Finitely Generated Algebra over Commutative Ring

Question

Let $R$ be a commutative noetherian ring, A a finitely generated $R$-algebra (not necessarily commutative). Let $B$ be a subalgebra of the center $Z(A)$. Assume $A$ is finitely generated $B$-module. Can we show $B$ is finitely generated $R$-algebra?

Answer 1

Yes. When $A$ is commutative, this is known as the Artin-Tate lemma, and the same proof works in general. In detail, let $x_1,\dots,x_n$ generate $A$ as an $R$-algebra and let $y_1,\dots,y_m$ generate $A$ as a $B$-module. We can then choose scalars $b_{ij},b_{ijk}\in B$ such that $$x_i=\sum_j b_{ij}y_j$$ and $$y_iy_j=\sum_k b_{ijk} y_k.$$ Let $B_0\subseteq B$ be the $R$-subalgebra generated by the $b_{ij}$ and $b_{ijk}$, and note that the equations above imply $A$ is still generated by $y_1,\dots,y_m$ as a $B_0$-module (here we use the fact that $B$ is central in $A$, to write any finite product of the $x_i$ as a $B_0$-linear combination of the $y_j$ using the equations above since we can freely pull out the coefficients).

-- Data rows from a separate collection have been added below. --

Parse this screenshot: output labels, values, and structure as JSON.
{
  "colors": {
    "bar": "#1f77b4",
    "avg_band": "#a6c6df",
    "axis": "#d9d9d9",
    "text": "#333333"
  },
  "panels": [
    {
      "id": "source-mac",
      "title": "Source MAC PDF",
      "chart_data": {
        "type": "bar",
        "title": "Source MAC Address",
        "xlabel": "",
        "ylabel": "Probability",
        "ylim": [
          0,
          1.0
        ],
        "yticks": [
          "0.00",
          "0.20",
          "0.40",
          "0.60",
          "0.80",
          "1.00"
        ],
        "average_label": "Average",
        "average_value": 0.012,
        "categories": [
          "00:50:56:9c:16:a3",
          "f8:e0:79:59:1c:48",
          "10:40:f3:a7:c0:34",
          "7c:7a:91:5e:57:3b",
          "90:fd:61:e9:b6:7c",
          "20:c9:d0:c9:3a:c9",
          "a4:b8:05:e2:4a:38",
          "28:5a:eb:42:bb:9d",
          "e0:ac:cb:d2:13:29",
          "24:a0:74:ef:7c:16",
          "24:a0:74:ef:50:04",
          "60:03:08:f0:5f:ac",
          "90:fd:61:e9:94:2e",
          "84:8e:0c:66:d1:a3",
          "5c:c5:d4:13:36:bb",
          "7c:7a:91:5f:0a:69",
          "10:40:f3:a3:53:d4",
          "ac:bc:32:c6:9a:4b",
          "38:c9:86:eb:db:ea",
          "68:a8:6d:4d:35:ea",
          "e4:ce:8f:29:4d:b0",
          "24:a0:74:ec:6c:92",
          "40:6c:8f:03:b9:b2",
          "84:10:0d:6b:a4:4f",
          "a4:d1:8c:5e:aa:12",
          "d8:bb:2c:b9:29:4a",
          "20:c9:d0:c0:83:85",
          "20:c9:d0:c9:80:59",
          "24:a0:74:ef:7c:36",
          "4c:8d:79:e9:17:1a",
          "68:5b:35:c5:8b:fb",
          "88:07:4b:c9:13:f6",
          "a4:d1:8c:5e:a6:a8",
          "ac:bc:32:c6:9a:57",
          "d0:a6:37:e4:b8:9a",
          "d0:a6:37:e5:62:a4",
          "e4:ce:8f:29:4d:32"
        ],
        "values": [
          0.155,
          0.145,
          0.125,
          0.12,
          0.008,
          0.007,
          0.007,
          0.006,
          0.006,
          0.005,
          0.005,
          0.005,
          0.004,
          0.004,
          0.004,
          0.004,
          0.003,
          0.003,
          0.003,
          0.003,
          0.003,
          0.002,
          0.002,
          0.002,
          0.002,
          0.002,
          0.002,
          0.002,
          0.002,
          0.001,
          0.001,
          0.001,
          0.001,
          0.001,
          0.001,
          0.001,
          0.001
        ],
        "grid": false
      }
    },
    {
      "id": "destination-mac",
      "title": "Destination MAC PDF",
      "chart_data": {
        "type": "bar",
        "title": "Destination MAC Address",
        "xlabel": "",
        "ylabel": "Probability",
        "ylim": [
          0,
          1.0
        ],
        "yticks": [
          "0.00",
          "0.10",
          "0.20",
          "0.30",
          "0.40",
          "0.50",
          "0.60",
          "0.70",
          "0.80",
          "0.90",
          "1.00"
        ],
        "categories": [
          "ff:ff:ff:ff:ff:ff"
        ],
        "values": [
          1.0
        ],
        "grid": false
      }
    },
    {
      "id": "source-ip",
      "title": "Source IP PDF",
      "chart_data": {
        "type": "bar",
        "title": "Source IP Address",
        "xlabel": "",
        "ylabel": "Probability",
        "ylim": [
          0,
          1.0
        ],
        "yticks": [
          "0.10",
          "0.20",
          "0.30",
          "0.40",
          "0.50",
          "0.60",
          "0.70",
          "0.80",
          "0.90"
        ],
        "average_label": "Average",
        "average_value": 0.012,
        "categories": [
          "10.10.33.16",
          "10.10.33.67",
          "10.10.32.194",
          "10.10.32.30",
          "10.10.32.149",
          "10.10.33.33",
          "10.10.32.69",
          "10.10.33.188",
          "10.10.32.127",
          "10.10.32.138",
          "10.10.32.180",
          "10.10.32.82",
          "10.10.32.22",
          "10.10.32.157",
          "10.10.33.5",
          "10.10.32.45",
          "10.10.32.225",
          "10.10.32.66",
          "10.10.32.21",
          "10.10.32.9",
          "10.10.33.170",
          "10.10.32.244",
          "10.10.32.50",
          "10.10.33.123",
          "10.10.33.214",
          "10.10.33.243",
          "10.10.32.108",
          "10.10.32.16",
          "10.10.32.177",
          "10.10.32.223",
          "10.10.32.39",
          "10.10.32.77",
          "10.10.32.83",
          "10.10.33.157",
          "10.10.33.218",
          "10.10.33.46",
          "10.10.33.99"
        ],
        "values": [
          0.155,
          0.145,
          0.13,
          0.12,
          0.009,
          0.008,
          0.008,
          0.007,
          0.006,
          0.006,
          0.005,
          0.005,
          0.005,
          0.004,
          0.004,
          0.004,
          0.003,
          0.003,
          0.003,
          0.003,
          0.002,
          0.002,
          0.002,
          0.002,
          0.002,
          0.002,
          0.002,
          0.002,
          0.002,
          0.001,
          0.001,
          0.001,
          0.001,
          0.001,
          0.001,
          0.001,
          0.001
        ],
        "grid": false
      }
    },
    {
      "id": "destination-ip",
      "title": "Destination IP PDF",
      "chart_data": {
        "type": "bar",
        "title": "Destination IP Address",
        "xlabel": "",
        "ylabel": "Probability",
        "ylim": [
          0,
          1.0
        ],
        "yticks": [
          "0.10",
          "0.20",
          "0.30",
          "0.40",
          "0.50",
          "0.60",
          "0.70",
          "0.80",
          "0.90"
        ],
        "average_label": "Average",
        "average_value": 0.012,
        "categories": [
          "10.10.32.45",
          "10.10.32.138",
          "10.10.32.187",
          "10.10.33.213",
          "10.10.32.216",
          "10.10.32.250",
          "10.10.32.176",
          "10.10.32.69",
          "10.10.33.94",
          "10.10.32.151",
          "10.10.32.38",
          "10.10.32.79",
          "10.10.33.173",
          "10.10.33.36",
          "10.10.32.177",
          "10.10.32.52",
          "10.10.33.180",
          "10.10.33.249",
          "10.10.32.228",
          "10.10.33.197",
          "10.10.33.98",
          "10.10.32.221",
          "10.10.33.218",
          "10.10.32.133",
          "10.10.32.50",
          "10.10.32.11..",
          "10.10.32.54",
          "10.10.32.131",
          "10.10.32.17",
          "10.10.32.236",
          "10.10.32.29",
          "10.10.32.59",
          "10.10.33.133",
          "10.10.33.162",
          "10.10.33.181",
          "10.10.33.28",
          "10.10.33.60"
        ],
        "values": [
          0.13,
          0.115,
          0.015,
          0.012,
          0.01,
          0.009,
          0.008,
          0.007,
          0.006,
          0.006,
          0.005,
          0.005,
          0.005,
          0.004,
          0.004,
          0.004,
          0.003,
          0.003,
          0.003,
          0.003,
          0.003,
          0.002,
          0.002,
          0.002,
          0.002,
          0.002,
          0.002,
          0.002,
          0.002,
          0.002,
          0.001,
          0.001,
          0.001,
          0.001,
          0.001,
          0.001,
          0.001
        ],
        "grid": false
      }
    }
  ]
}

Moreover, since $B_0$ is a finitely generated commutative $R$-algebra, it is a Noetherian ring by the Hilbert basis theorem, and hence $B$ is also finitely generated as a $B_0$-module. Since $B_0$ is a finitely generated $R$-algebra, this implies $B$ is also a finitely generated $R$-algebra.